WANDERED into a curious little shop only to realise it sells nothing worth buying, you’re alone and the proprietor is staring at you? Here’s how to politely free yourself:
Never speak to the owner
Even a courteous hello to the owner of a tat emporium locks you into a sympathy purchase. Blank them at every turn. Never meet their eye; even a glance will convey how desperate they are and how badly their business is failing. Next you’re leaving with their surplus stock of pewter dragon statues and seaglass jewellery.
Never touch anything
Proper shops operate a ‘you break it, you bought it’ policy. Tiny shops selling nothing anyone could ever want demand that you buy whatever you picked up to inspect out of morbid curiosity. And now you’re going home with a little glass jar with layers of coloured sand in it that cost £17.
Act like you’re lost
After the tinkling entrance bell fades to oppressive silence and rows of dusty knick-knacks, loudly declare ‘this isn’t the pub I imagined it to be’ and walk out, backwards, staring straight ahead. Will the owner would believe you thought a gift shop was a pub? Well, he believed selling crap was a viable business, so why not?
Claim you’ve left your wallet at home
You wish you could buy a dreamcatcher and a gigantic retro box of matches, you really do, but you’ve only gone and left your wallet in your car and your car in your garage and your garage in another city.
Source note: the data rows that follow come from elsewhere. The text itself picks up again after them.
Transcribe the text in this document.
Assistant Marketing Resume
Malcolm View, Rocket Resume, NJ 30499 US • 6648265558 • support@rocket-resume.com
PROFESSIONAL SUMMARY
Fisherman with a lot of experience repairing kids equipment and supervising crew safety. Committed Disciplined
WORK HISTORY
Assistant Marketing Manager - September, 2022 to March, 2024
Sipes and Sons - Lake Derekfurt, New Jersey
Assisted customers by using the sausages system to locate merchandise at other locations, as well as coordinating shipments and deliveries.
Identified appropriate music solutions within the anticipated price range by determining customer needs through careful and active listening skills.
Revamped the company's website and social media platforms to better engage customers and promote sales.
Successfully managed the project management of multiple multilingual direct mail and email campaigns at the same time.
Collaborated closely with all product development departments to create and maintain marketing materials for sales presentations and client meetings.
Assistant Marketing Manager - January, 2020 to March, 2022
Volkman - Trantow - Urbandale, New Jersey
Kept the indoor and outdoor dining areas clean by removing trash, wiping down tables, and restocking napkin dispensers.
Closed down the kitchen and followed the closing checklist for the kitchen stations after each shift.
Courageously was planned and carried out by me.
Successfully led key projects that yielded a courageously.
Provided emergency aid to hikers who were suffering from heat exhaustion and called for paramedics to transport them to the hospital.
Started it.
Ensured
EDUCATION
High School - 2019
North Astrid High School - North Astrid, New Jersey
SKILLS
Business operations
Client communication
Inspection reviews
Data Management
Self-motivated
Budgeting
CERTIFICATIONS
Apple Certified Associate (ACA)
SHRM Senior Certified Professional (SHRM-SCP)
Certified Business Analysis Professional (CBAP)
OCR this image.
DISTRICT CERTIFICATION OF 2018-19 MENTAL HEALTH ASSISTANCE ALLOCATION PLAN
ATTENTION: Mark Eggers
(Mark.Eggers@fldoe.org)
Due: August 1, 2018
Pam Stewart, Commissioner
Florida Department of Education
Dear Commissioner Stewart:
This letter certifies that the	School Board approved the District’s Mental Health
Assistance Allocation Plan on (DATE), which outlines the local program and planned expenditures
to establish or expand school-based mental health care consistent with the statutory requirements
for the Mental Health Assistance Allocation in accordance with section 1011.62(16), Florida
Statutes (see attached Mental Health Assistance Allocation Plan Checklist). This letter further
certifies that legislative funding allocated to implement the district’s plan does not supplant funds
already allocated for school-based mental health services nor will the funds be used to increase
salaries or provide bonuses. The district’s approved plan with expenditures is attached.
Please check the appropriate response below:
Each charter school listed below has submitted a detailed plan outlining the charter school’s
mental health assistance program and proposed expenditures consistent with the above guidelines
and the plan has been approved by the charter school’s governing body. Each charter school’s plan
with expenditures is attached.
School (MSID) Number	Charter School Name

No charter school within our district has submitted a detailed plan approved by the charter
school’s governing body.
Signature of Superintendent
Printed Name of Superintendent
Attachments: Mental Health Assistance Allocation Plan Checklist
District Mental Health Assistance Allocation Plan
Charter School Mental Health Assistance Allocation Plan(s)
What terrible luck. ‘Maybe another day,’ you say, ignorant that the proprietor will cling to those words and long await your promised return.
Pretend to die
If you’re unlucky enough to have been cornered while browsing shelves of laser-etched driftwood, fake a cardiac arrest. Lie motionless while waiting for the ambulance even if it takes four hours. The paramedics won’t be mad. They’ve been there, they’ll understand.